One photographer whose work I do know, and for whom I have a lot of respect, is Mark Kimber. His base is in Adelaide, and his most recent series is Edgeland:
Mark Kimber, Supermarket, from Edgeland, 2008
Kimber is able to use colour as a part of the design of the image and as a mode of expression and so works in the tradition initiated by William Eggelston, whose mature work was characterized by the splashes and blocks of colour amidst ordinary subject-matter, and which has its roots in the photorealists.

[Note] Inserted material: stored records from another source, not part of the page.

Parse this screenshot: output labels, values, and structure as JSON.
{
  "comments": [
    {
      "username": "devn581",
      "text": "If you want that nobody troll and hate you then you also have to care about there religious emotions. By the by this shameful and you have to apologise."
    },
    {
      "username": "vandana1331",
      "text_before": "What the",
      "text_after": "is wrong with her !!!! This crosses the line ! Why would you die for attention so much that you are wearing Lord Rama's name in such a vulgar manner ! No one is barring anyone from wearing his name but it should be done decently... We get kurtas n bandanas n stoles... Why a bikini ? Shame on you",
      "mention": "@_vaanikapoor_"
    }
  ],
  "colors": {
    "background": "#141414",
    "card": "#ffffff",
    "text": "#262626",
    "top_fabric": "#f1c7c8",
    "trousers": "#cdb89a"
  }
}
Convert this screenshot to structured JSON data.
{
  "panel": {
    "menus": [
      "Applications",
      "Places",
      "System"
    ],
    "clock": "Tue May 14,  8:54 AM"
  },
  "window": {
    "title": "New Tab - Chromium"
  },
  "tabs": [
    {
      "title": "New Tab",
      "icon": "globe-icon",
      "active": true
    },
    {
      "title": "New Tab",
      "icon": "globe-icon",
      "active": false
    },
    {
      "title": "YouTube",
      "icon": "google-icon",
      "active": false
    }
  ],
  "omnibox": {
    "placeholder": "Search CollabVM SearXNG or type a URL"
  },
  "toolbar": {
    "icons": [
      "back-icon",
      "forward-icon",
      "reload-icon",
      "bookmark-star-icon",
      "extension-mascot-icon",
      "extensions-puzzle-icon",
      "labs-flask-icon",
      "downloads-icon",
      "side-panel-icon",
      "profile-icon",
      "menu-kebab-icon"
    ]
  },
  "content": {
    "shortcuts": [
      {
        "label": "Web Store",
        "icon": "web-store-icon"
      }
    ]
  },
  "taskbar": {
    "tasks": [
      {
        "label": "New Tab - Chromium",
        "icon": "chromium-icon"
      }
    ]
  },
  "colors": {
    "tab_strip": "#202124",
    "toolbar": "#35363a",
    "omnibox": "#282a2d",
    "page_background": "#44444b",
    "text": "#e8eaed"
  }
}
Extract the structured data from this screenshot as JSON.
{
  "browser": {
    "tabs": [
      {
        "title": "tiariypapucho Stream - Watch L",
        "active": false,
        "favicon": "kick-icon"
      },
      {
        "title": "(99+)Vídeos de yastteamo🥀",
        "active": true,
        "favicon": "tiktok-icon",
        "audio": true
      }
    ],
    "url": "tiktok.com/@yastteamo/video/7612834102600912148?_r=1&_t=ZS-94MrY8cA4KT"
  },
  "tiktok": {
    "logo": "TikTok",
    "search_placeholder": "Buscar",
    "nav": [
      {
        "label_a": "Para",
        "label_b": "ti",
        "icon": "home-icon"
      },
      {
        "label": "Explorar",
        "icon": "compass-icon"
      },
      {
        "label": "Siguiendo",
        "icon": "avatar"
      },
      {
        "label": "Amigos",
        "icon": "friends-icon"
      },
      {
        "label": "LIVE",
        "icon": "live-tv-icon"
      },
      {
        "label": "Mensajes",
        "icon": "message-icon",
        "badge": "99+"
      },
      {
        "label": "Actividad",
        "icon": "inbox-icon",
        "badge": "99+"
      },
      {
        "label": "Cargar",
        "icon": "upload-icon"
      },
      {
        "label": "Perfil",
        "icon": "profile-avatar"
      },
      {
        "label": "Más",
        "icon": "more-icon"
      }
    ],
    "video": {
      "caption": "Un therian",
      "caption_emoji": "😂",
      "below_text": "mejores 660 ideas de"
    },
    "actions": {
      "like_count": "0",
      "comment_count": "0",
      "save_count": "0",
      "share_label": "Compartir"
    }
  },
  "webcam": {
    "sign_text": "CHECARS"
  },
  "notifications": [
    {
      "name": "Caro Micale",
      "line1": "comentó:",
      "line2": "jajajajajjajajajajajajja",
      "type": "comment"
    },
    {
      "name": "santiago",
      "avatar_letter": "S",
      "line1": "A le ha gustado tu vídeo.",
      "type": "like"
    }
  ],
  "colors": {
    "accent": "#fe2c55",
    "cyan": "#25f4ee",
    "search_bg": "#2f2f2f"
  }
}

Outside the studio, where such control has been impossible, color has induced timidity and an avoidance of those varieties of meaning that are not in the narrowest sense aesthetic. Most color photography, in short, has been either formless or pretty. In the first case the meanings of color have been ignored; in the second they have been considered at the expense of allusive meanings. While editing directly from life, photographers have found it too difficult to see simultaneously both the blue and the sky.Kimber's work is characterised by strong form and intense blocks of colour, whilst avoiding the overkill of some of the Photoshopped digital work on Flickr or the prettiness of National Geographic. Kimber's images are not photographs of color, any more than they are photographs of shapes, textures, objects, symbols, or events, They are photographs of experience, as it has been ordered and clarified within the structures imposed by the technological apparatus of the camera.